Pelo menos 19 pessoas morreram em duas cidades do Nepal durante os protestos que se iniciaram ontem (8), segundo informações das agências Reuters e ANI (South’s Asia Leading Multimedia News Agency). Em Katmandu, a polícia lançou gás lacrimogêneo e disparou balas de borracha contra manifestantes que tentaram invadir o Parlamento, em reação ao bloqueio de redes sociais e à corrupção.
Manifestantes — em sua maioria jovens — invadiram o complexo do Parlamento, incendiaram uma ambulância e arremessaram objetos contra fileiras de choque. “A polícia está atirando indiscriminadamente”, disse um manifestante à agência ANI. “(Eles) dispararam balas que erraram o alvo e atingiram um amigo que estava atrás de mim. Ele foi atingido na mão.”
Mais de 100 pessoas ficaram feridas, entre elas 28 policiais, afirmou à Reuters o policial Shekhar Khanal.
A escalada veio após decisão do governo, na semana passada, de bloquear o acesso a várias plataformas, inclusive o Facebook, por falta de registro das empresas no país e em meio a uma repressão a contas falsas, discurso de ódio, notícias falsas e fraudes. Cerca de 90% dos 30 milhões de nepaleses usam a internet.
Primeiro-Ministro do Nepal renuncia em meio aos protestos
A crise política se aprofundou com a renúncia do ministro do Interior, Ramesh Lekhak, que assumiu “responsabilidade moral” pela violência, disse à Reuters um ministro do governo sob anonimato. O primeiro-ministro K.P. Sharma Oli convocou reunião de emergência do gabinete. Nas ruas, os organizadores classificaram os atos como manifestações da “Geração Z”, com cartazes como “Fechem a corrupção, não as redes sociais” e “Desbloqueiem as redes sociais”.

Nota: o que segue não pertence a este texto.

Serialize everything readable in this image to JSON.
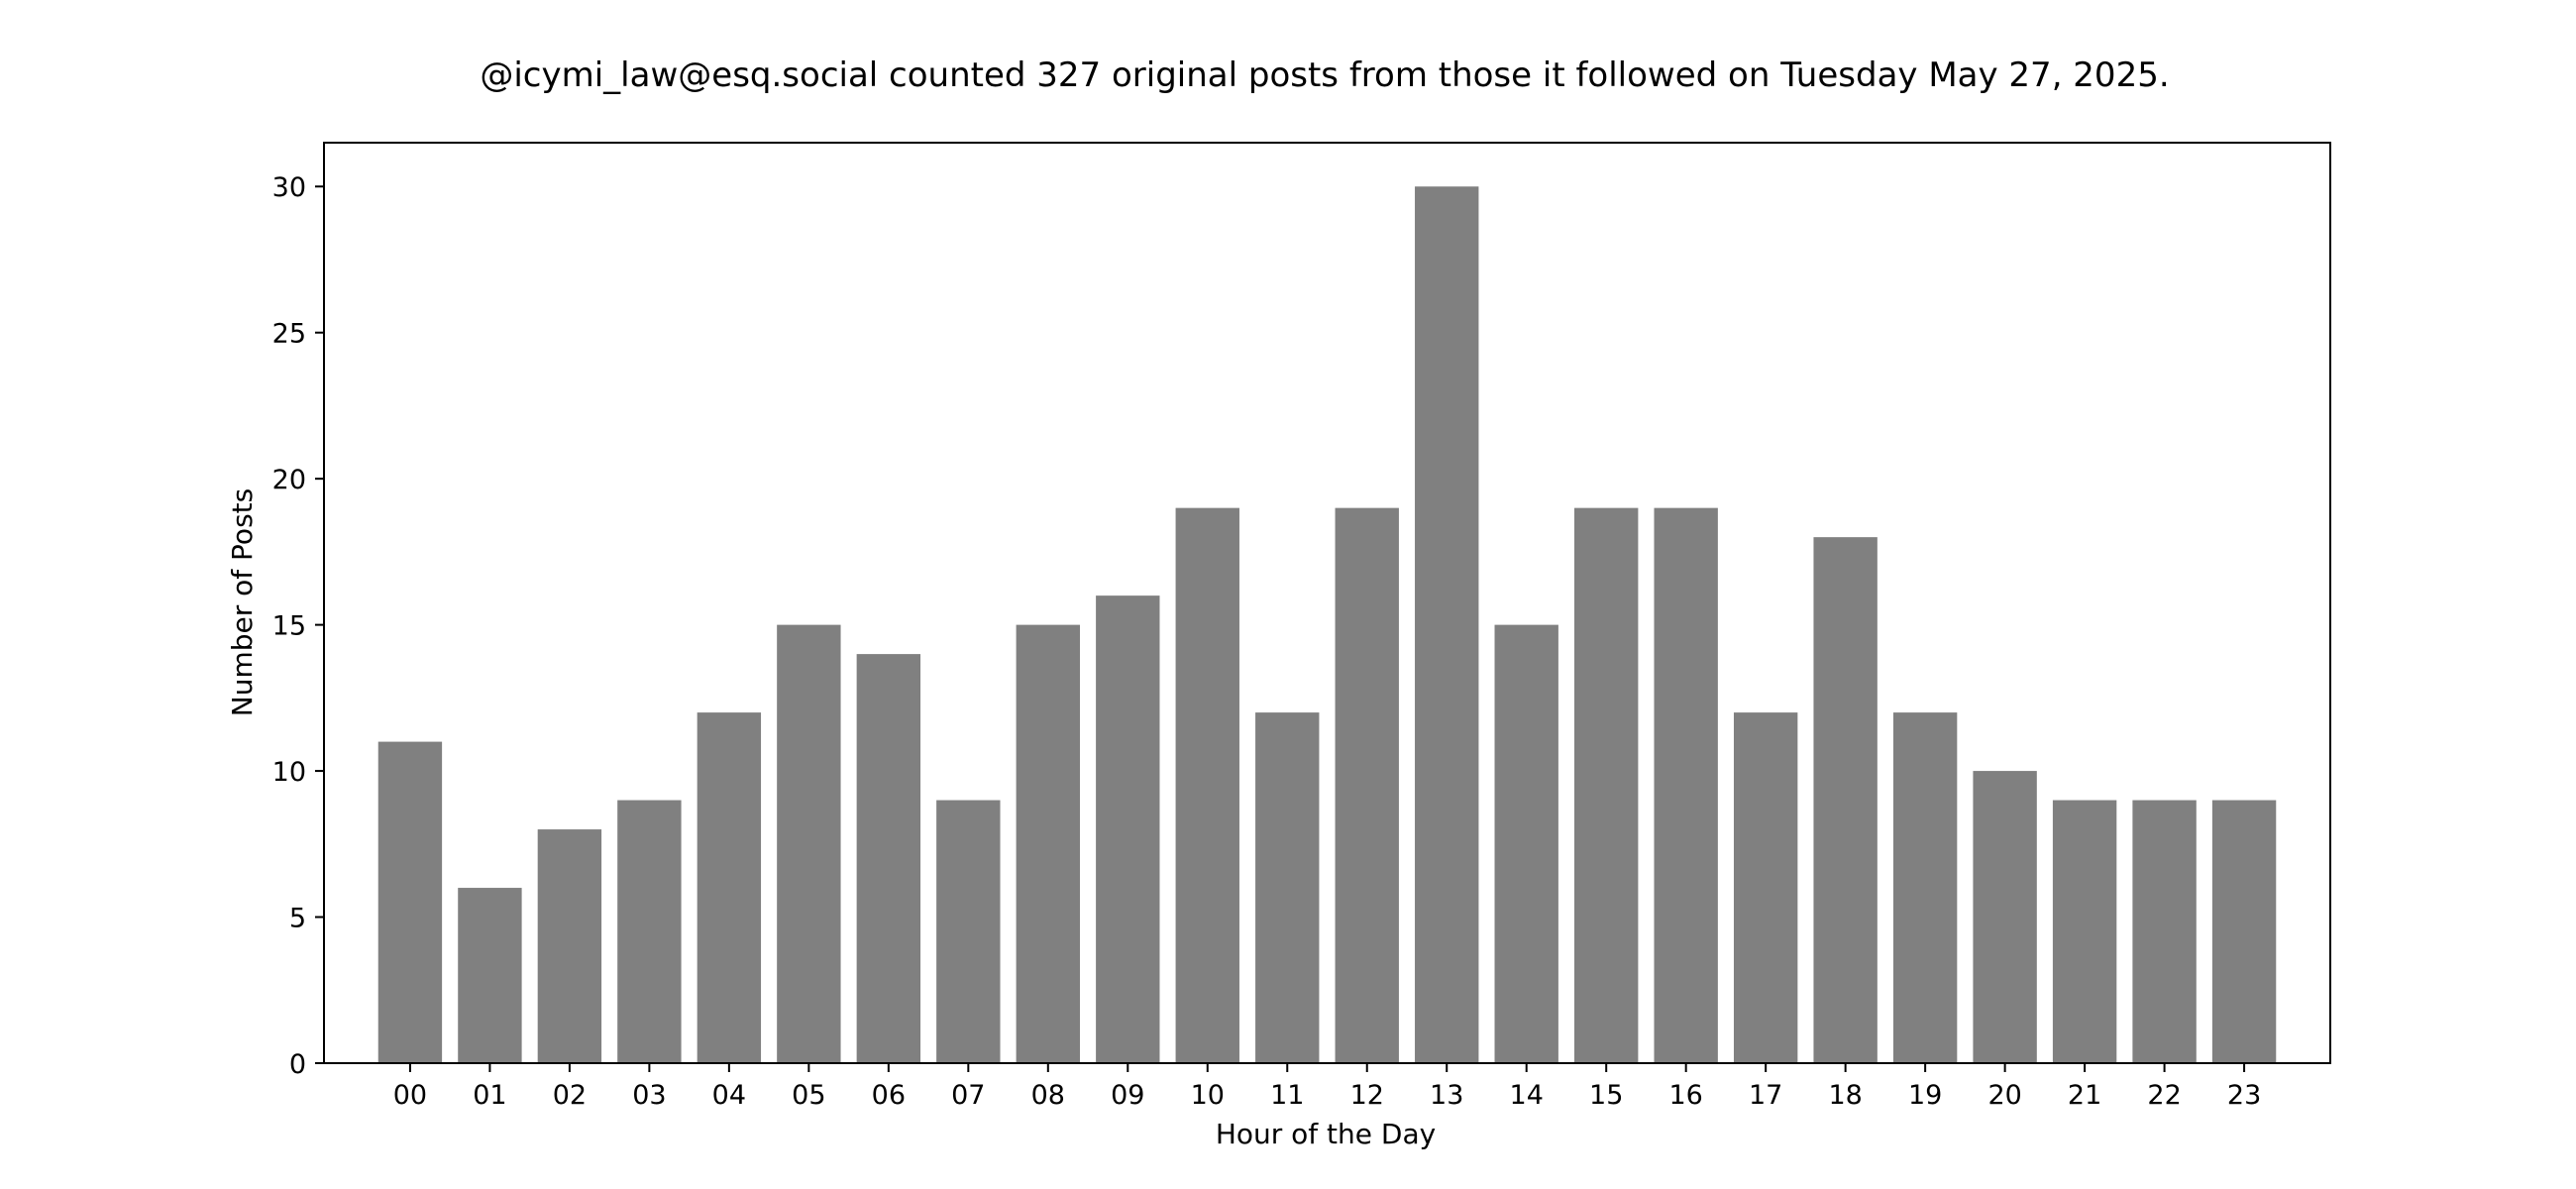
{
  "chart_data": {
    "type": "bar",
    "title": "@icymi_law@esq.social counted 327 original posts from those it followed on Tuesday May 27, 2025.",
    "xlabel": "Hour of the Day",
    "ylabel": "Number of Posts",
    "categories": [
      "00",
      "01",
      "02",
      "03",
      "04",
      "05",
      "06",
      "07",
      "08",
      "09",
      "10",
      "11",
      "12",
      "13",
      "14",
      "15",
      "16",
      "17",
      "18",
      "19",
      "20",
      "21",
      "22",
      "23"
    ],
    "values": [
      11,
      6,
      8,
      9,
      12,
      15,
      14,
      9,
      15,
      16,
      19,
      12,
      19,
      30,
      15,
      19,
      19,
      12,
      18,
      12,
      10,
      9,
      9,
      9
    ],
    "ylim": [
      0,
      31.5
    ],
    "yticks": [
      0,
      5,
      10,
      15,
      20,
      25,
      30
    ],
    "grid": false,
    "legend": "none",
    "bar_color": "#808080"
  }
}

Segundo Muktiram Rijal, porta-voz do gabinete distrital de Katmandu, a polícia foi autorizada a usar canhões de água, cassetetes e balas de borracha para dispersar a multidão, e o Exército foi mobilizado na área do Parlamento. Houve atos também em Biratnagar, Bharatpur e Pokhara. Os ataques diminuíram no início da noite, mas grupos permaneceram no local.
A corrupção é amplamente percebida como endêmica no Nepal, e o governo Oli é cobrado por não entregar resultados no combate ao problema e na geração de oportunidades econômicas. O ex-secretário de Finanças Rameshwore Khanal avaliou que, embora a criação de empregos não acompanhe as expectativas, a ira popular decorre sobretudo do descontentamento com nomeações governamentais e com a incapacidade de erradicar a corrupção. O governo afirma que a economia vinha em recuperação graças a medidas corretivas.
O país vive instabilidade desde o fim da monarquia, em 2008: foram 14 governos, nenhum com mandato completo. Oli, 73, assumiu o quarto mandato no ano passado. Todos os anos, milhares de jovens deixam o Nepal para trabalhar e estudar no exterior.
O bloqueio às plataformas ocorre enquanto governos autoritários em todo o mundo apertam a regulação de Big Techs, citando desinformação, privacidade, danos on-line e segurança nacional. Críticos alertam para riscos à liberdade de expressão, enquanto reguladores defendem controles mais rígidos para proteger usuários e preservar a ordem social.